Quand les artistes investissent l’espace public
Par conviction ou par nécessité, plutôt que de se produire sur scène, certains artistes investissent l’espace public. Leurs motivations peuvent être tour à tour personnelles ou politiques, voire les deux.
Ils sont danseur ou danseuse, chorégraphe, directeur ou directrice artistique. Ils se produisent sur les places, dans les rues ou encore dans des friches industrielles. Certains ont volontairement délaissé les théâtres ou les salles de spectacle. Par conviction, parce qu’ils trouvent plus de sens à investir ces lieux, pourtant initialement destinés à d’autres usages.
La chorégraphe Julie Desprairies crée son premier spectacle en 1998 dans des carrières de pierre du Pont-du-Gard. « Je voulais sortir la danse des plateaux, explique-t-elle. J’étais intéressée par l’architecture. C’est une source d’inspiration pour moi, car cela me permet de créer au-delà du simple décor. J’ai du mal avec cette idée de concevoir des décors artificiels qui n’auront pas de postérité, de travailler des choses qui n’auront pas d’existence en dehors d’elles-mêmes. »
Les artistes investissent l’espace public
Julie Desprairies n’est pas la seule artiste à avoir choisi délibérément de se produire hors d’une scène de spectacle. Laure Terrier, directrice artistique de la compagnie Jeanne Simone, témoigne : « C’est dans l’espace public que j’ai eu mes premiers chocs esthétiques. J’avais 4 ans lorsque j’ai vu la danseuse contemporaine Caroline Carlson se produire sur une place publique. Cela a été une révélation. C’est dans l’espace urbain que j’ai pu découvrir la capacité d’un corps à faire vibrer un espace et les autres autour. »
Pour ces artistes qui ont choisi volontairement de se produire hors de la scène, arpenter l’espace public garantit une forme de sincérité, autant à soi-même qu’au public.
Anne Le Batard, directrice artistique de la compagnie Ex Nihilo, est ainsi persuadée que « le studio est un espace qui a ses propres codes, qui est déconnecté du monde. Ton corps est protégé, tu restes dans ta thématique, c’est un espace neutre. D’une certaine façon, tu es isolé de ta création ».
Cette chorégraphe a décidé de sortir des salles de spectacle, il y a une trentaine d’années. Depuis, elle se produit régulièrement dans les rues de la capitale phocéenne, à l’instar du quartier Belsunce, près de la Canebière.

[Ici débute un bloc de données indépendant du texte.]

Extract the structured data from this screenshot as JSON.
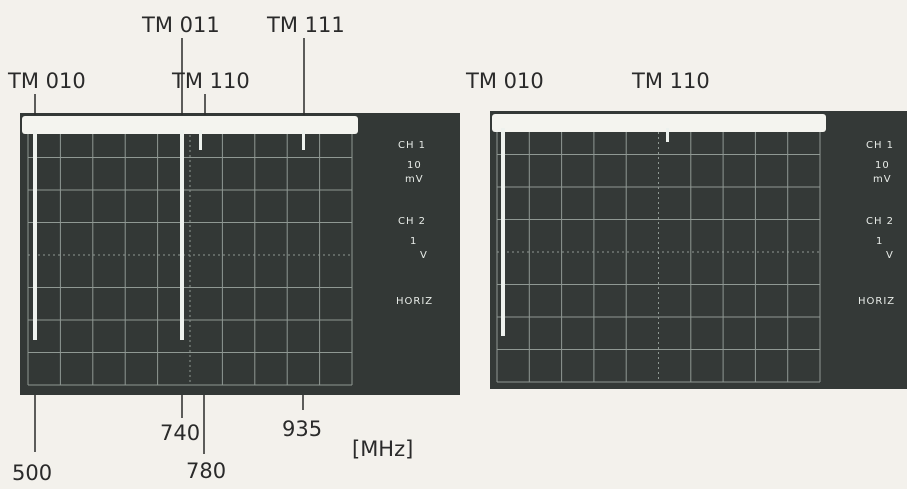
{
  "left_panel": {
    "mode_labels": [
      "TM 010",
      "TM 011",
      "TM 110",
      "TM 111"
    ],
    "screen": {
      "ch1_label": "CH 1",
      "ch1_value": "10",
      "ch1_unit": "mV",
      "ch2_label": "CH 2",
      "ch2_value": "1",
      "ch2_unit": "V",
      "horiz_label": "HORIZ"
    },
    "frequency_labels": [
      "500",
      "740",
      "780",
      "935"
    ]
  },
  "right_panel": {
    "mode_labels": [
      "TM 010",
      "TM 110"
    ],
    "screen": {
      "ch1_label": "CH 1",
      "ch1_value": "10",
      "ch1_unit": "mV",
      "ch2_label": "CH 2",
      "ch2_value": "1",
      "ch2_unit": "V",
      "horiz_label": "HORIZ"
    }
  },
  "unit_label": "[MHz]"
}
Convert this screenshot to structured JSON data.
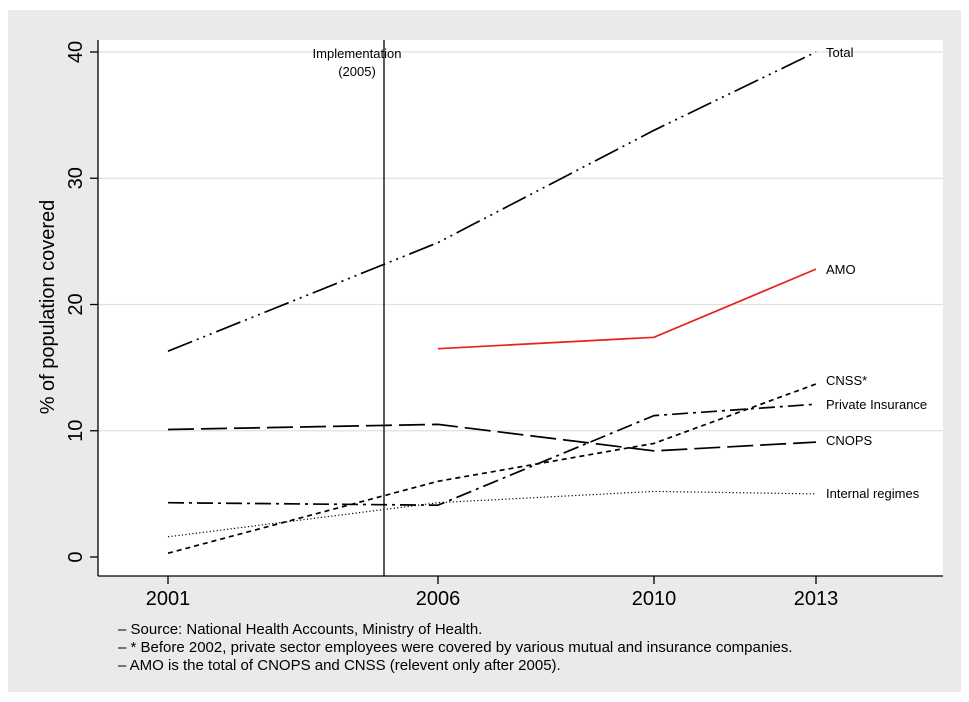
{
  "chart_data": {
    "type": "line",
    "title": "",
    "xlabel": "",
    "ylabel": "% of population covered",
    "x": [
      2001,
      2006,
      2010,
      2013
    ],
    "xticks": [
      "2001",
      "2006",
      "2010",
      "2013"
    ],
    "yticks": [
      "0",
      "10",
      "20",
      "30",
      "40"
    ],
    "ylim": [
      0,
      40
    ],
    "grid": true,
    "series": [
      {
        "name": "Total",
        "values": [
          16.3,
          24.9,
          33.8,
          40.0
        ],
        "color": "#000000",
        "dash": "longdash_dot"
      },
      {
        "name": "AMO",
        "values": [
          null,
          16.5,
          17.4,
          22.8
        ],
        "color": "#e8201c",
        "dash": "solid"
      },
      {
        "name": "CNSS*",
        "values": [
          0.3,
          6.0,
          9.0,
          13.7
        ],
        "color": "#000000",
        "dash": "shortdash"
      },
      {
        "name": "Private Insurance",
        "values": [
          4.3,
          4.1,
          11.2,
          12.1
        ],
        "color": "#000000",
        "dash": "dash_dot"
      },
      {
        "name": "CNOPS",
        "values": [
          10.1,
          10.5,
          8.4,
          9.1
        ],
        "color": "#000000",
        "dash": "longdash"
      },
      {
        "name": "Internal regimes",
        "values": [
          1.6,
          4.3,
          5.2,
          5.0
        ],
        "color": "#000000",
        "dash": "dot"
      }
    ],
    "annotation": {
      "label_line1": "Implementation",
      "label_line2": "(2005)",
      "x": 2005
    }
  },
  "notes": [
    "– Source: National Health Accounts, Ministry of Health.",
    "– * Before 2002, private sector employees were covered by various mutual and insurance companies.",
    "– AMO is the total of CNOPS and CNSS (relevent only after 2005)."
  ]
}
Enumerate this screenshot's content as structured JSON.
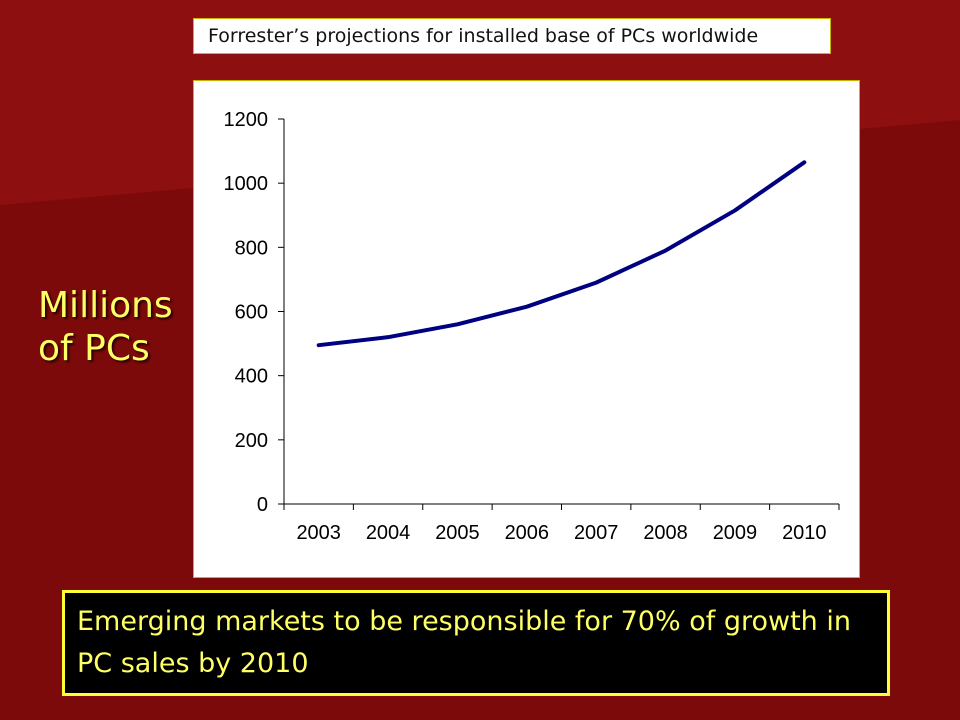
{
  "slide": {
    "title": "Forrester’s projections for installed base of PCs worldwide",
    "side_label": "Millions of PCs",
    "callout": "Emerging markets to be responsible for 70% of growth in PC sales by 2010"
  },
  "colors": {
    "background": "#7d0a0a",
    "line": "#000080",
    "accent_text": "#ffff66"
  },
  "chart_data": {
    "type": "line",
    "categories": [
      "2003",
      "2004",
      "2005",
      "2006",
      "2007",
      "2008",
      "2009",
      "2010"
    ],
    "series": [
      {
        "values": [
          495,
          520,
          560,
          615,
          690,
          790,
          915,
          1065
        ]
      }
    ],
    "ylim": [
      0,
      1200
    ],
    "yticks": [
      0,
      200,
      400,
      600,
      800,
      1000,
      1200
    ],
    "title": "",
    "xlabel": "",
    "ylabel": "",
    "grid": false,
    "legend": "none"
  }
}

En effet, mus par une certaine quête d’authenticité, les chorégraphes célèbres sont de plus en plus nombreux à vouloir investir la rue. Ils n’étaient qu’une poignée, il y a quelques décennies.
« Quand j’ai fait le choix de me produire dans l’espace public, les arts de la rue étaient en pleine expansion. Depuis, cet espace est devenu un lieu d’expérimentation pour les artistes. Les écoles d’art sont même allées jusqu’à intégrer des formations diplômantes au sein de leurs cursus », analyse Anne Le Batard, qui reconnaît volontiers que là où la danse de rue a tout fait pour rentrer dans les salles de spectacle, la danse contemporaine a fait le chemin inverse en choisissant de sortir et d’investir l’espace public.